The Crook County Bank is a historic bank building in Prineville, Oregon, United States. It was built in 1910 using stone blocks from a local quarry. The building was first used as a bank and then occupied by a title and insurance business until 1971, when ownership was transferred to Crook County for use as a local history museum. Today, the Crook County Bank building is the home of the A. R. Bowman Memorial Museum. Because of its importance to the history of Prineville, the Crook County Bank Building is listed on the National Register of Historic Places.

== History ==

The Crook County Bank Building was built in 1910 and opened in 1911. It was the home of three different banks. It was first occupied by the Crook County Bank. When the Crook County Bank left in 1923, it was replaced by the Bank of Prineville and later the Prineville National Bank. When that bank became insolvent during the Great Depression, the building was purchased by A. R. Bowman for his title and insurance business. Bowman used the building for his various businesses from 1935 until his death in 1970.
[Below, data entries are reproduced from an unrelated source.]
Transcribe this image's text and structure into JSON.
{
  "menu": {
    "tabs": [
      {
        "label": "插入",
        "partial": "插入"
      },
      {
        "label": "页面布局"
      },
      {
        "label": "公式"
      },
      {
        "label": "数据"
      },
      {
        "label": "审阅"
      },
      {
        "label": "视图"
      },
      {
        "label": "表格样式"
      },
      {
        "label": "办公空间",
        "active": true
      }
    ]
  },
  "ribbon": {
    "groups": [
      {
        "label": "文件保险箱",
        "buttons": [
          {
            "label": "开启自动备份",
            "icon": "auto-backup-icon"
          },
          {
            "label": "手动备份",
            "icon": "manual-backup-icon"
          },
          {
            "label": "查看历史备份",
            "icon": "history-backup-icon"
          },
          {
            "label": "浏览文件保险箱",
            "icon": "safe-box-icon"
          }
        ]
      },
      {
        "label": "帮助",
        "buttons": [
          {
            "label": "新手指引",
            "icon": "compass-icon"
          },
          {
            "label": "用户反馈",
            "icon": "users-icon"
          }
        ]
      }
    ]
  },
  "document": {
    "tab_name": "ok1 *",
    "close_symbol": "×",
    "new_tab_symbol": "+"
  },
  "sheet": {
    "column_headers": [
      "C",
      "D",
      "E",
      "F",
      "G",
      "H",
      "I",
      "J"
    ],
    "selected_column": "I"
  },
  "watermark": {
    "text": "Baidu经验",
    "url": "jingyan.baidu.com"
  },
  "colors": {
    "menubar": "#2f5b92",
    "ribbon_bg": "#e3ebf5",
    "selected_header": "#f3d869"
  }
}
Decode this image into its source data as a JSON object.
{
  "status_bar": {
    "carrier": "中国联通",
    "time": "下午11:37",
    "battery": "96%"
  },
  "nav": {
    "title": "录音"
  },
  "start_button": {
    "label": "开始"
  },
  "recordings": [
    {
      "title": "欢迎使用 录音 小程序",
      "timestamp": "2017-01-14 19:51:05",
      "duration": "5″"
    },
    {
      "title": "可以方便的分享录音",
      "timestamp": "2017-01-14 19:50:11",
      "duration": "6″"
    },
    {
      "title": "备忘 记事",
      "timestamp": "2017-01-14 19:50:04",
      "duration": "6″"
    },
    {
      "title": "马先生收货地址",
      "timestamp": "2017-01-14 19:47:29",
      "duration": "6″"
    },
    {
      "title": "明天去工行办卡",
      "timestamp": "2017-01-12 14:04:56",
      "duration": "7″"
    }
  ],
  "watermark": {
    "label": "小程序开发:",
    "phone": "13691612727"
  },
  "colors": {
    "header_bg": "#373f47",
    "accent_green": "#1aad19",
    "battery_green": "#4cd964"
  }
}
In 1971, Bowman's wife and their two daughters donated the Crook County Bank Building to Crook County for use as a museum. The Crook County Historical Society assumed the responsibility of operating the A. R. Bowman Memorial Museum through a contractual agreement with the county government. Initially, the museum was run by volunteers, with the county paying for utilities. In 1976, 1988 and again in 1998, Crook County voters approved tax levies that helped cover the cost of the museum staff salaries, utilities, insurance, maintenance, and capital investments. This help the museum finance a major building renovation in the 1992. In 2000, the Crook County Historical Society received a grant from Oregon's State Historic Preservation Office to re-roof the old Crook County Bank building.
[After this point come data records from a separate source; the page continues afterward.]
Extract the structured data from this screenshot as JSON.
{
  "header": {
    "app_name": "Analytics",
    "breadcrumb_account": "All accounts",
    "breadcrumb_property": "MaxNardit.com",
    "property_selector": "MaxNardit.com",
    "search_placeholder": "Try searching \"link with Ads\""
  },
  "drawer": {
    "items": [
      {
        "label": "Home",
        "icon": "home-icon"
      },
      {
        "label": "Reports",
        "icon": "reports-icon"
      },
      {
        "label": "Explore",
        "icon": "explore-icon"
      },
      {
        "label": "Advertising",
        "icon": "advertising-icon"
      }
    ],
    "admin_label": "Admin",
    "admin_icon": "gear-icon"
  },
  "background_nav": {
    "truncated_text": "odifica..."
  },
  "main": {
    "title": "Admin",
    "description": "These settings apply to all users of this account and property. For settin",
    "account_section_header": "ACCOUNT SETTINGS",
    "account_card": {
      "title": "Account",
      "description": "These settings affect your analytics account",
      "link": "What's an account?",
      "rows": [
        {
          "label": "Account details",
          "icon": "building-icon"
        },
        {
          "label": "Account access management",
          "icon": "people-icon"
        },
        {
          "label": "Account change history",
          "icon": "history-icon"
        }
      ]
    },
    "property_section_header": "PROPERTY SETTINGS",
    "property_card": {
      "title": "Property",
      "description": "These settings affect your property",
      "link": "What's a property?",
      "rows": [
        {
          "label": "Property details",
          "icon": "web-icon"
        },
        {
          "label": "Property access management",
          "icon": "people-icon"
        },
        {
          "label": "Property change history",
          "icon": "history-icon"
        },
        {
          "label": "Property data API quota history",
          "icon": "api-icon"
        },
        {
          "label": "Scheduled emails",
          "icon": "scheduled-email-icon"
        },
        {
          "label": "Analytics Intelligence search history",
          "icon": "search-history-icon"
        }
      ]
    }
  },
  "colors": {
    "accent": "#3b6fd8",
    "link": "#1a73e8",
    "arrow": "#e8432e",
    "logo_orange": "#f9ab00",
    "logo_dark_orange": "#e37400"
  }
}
The bank is an excellent example of Prineville's early 20th century development. Because of its unique architecture and its importance to the history of Prineville, the Crook County Bank Building was listed on the National Register of Historic Places on 19 June 1991.

== Structure ==

The Crook County Bank is located on the southeast corner of Third and Main Street in Prineville, Oregon. It is a two-story Romanesque-style building. It was constructed in 1910 using stone blocks from a local quarry located west of the Ochoco Viewpoint. This is the same quarry that provided the stone used to build the Crook County Courthouse in 1909.
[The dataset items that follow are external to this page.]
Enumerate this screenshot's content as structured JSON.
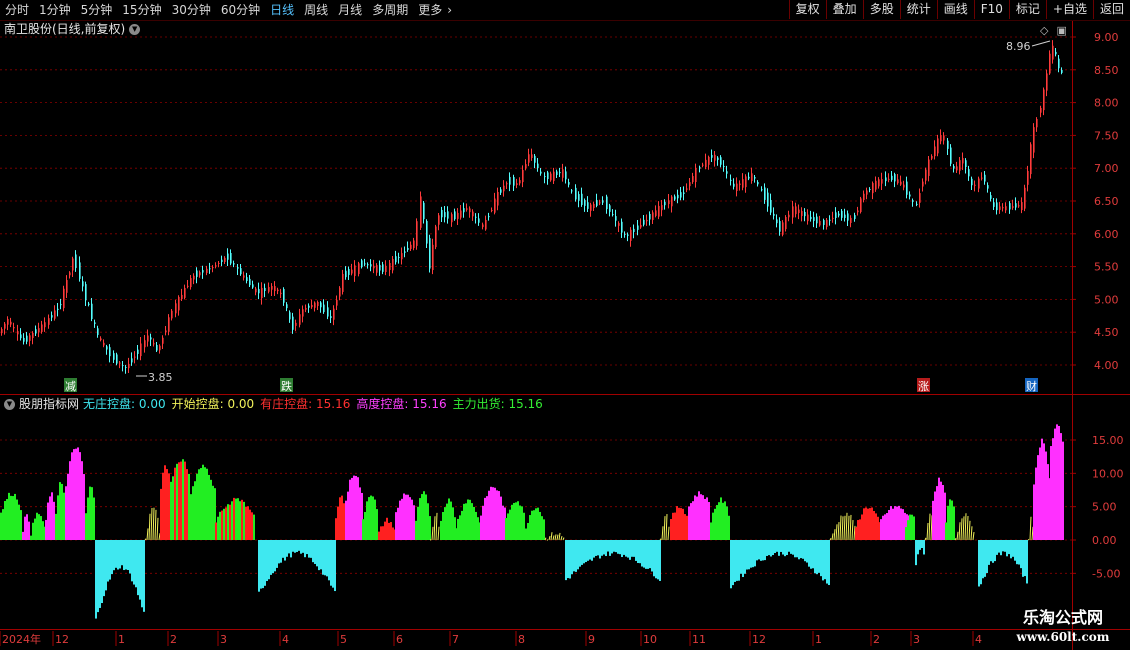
{
  "toolbar": {
    "periods": [
      "分时",
      "1分钟",
      "5分钟",
      "15分钟",
      "30分钟",
      "60分钟",
      "日线",
      "周线",
      "月线",
      "多周期",
      "更多"
    ],
    "active_period": "日线",
    "more_icon": "chevron-right-icon",
    "right_buttons": [
      "复权",
      "叠加",
      "多股",
      "统计",
      "画线",
      "F10",
      "标记",
      "+自选",
      "返回"
    ]
  },
  "stock": {
    "title": "南卫股份(日线,前复权)",
    "title_icon": "chevron-down-icon"
  },
  "price_axis": {
    "ticks": [
      "9.00",
      "8.50",
      "8.00",
      "7.50",
      "7.00",
      "6.50",
      "6.00",
      "5.50",
      "5.00",
      "4.50",
      "4.00"
    ]
  },
  "annotations": {
    "high_label": "8.96",
    "low_label": "3.85",
    "markers": [
      {
        "text": "减",
        "color": "#2e7d32"
      },
      {
        "text": "跌",
        "color": "#2e7d32"
      },
      {
        "text": "涨",
        "color": "#b71c1c"
      },
      {
        "text": "财",
        "color": "#1565c0"
      }
    ]
  },
  "indicator": {
    "name": "股朋指标网",
    "items": [
      {
        "label": "无庄控盘: 0.00",
        "color": "#3fe8f0"
      },
      {
        "label": "开始控盘: 0.00",
        "color": "#f2f25a"
      },
      {
        "label": "有庄控盘: 15.16",
        "color": "#ff3030"
      },
      {
        "label": "高度控盘: 15.16",
        "color": "#ff40ff"
      },
      {
        "label": "主力出货: 15.16",
        "color": "#33ee33"
      }
    ],
    "ticks": [
      "15.00",
      "10.00",
      "5.00",
      "0.00",
      "-5.00"
    ]
  },
  "date_axis": {
    "labels": [
      "2024年",
      "12",
      "1",
      "2",
      "3",
      "4",
      "5",
      "6",
      "7",
      "8",
      "9",
      "10",
      "11",
      "12",
      "1",
      "2",
      "3",
      "4"
    ]
  },
  "watermark": {
    "name": "乐淘公式网",
    "url": "www.60lt.com"
  },
  "colors": {
    "up": "#ff3b3b",
    "down": "#54ffff",
    "grid": "#8a0000",
    "border": "#a00000",
    "none_ctrl": "#3fe8f0",
    "start_ctrl": "#f2f25a",
    "has_ctrl": "#ff2020",
    "high_ctrl": "#ff30ff",
    "dump": "#22ee22"
  }
}
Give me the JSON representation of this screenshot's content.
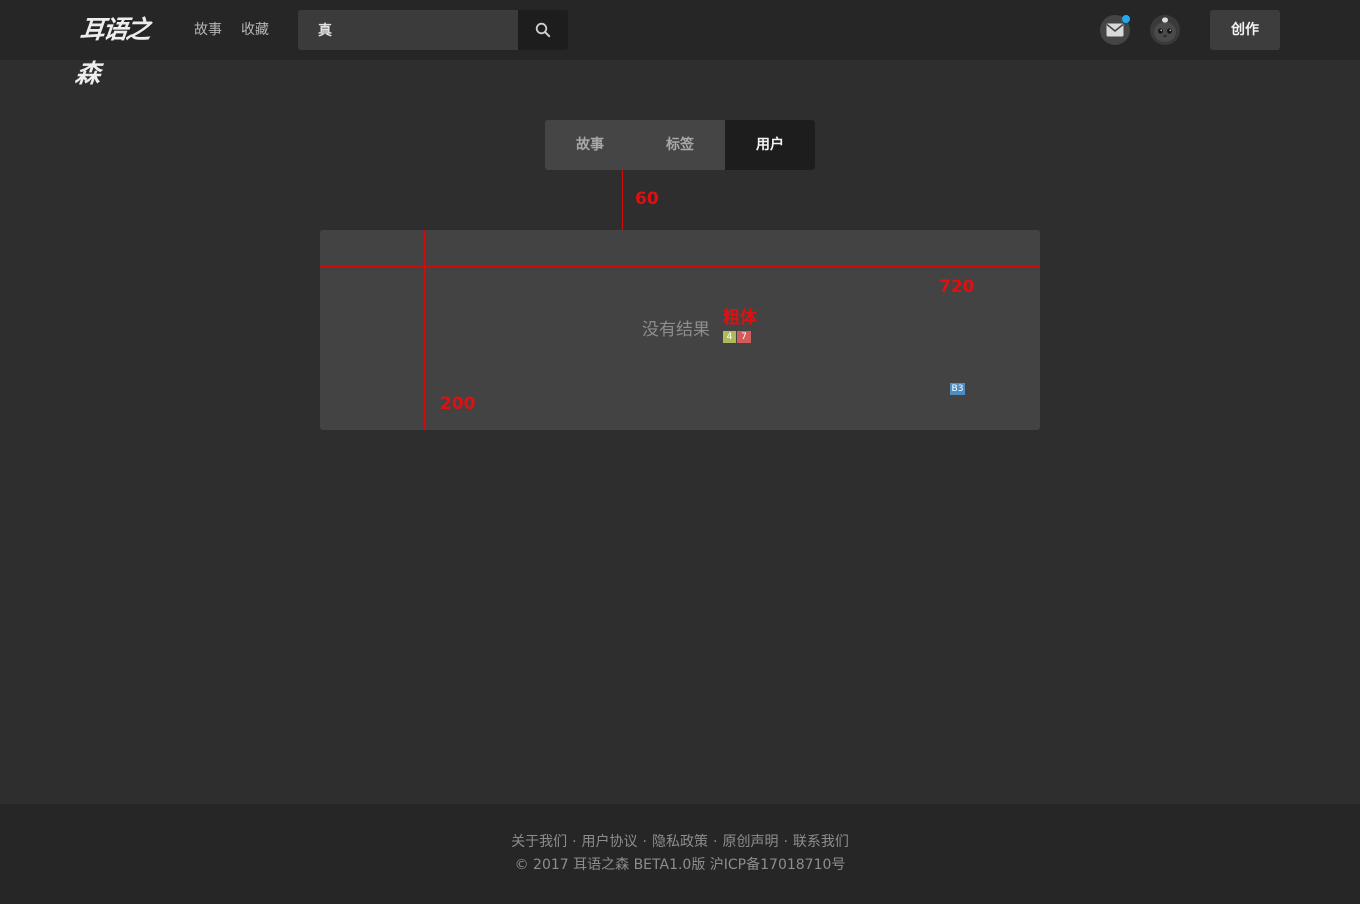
{
  "header": {
    "logo_text": "耳语之森",
    "nav": [
      {
        "label": "故事"
      },
      {
        "label": "收藏"
      }
    ],
    "search": {
      "value": "真"
    },
    "create_label": "创作",
    "mail_icon": "mail-icon",
    "search_icon": "search-icon",
    "notification_color": "#23a8f0"
  },
  "tabs": [
    {
      "label": "故事",
      "active": false
    },
    {
      "label": "标签",
      "active": false
    },
    {
      "label": "用户",
      "active": true
    }
  ],
  "results": {
    "empty_text": "没有结果"
  },
  "annotations": {
    "gap_label": "60",
    "width_label": "720",
    "height_label": "200",
    "font_label": "粗体",
    "chip_a": "4",
    "chip_b": "7",
    "chip_c": "B3",
    "color": "#e01010"
  },
  "footer": {
    "links": [
      {
        "label": "关于我们"
      },
      {
        "label": "用户协议"
      },
      {
        "label": "隐私政策"
      },
      {
        "label": "原创声明"
      },
      {
        "label": "联系我们"
      }
    ],
    "separator": "·",
    "copyright": "© 2017  耳语之森  BETA1.0版  沪ICP备17018710号"
  }
}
After acquiring the building, the Crook County Historical Society constructed a new staircase to the second floor, replacing an old wooden stairs on the east end of the building. However, the building's interior has not significantly changed since it was a community bank. The first floor still has the bank's original bronze teller cages, marble counter tops, etched art-glass, gilt and alabaster chandeliers, and the mahogany paneling that were the trappings of a prestigious banking institution in the first half of the twentieth century.

== Bowman Museum ==

Today, the old Crook County Bank building houses the A. R. Bowman Memorial Museum. The museum is run buy the Crook County Historical Society and highlights the history of Crook County and central Oregon. The building's original interior has been maintained and is utilized in the museum's floor plan. There are major sections on the City of Prineville Railroad, the local timber industry, and military history. Other exhibits include furniture, garments, photographs, and pioneer artifacts. The museum's research room contains approximately 700 reference books on Oregon history. Researchers can investigate pioneer history, the growth of local industries, and many other subjects. The museum's gift shop has books on local history as well as souvenirs.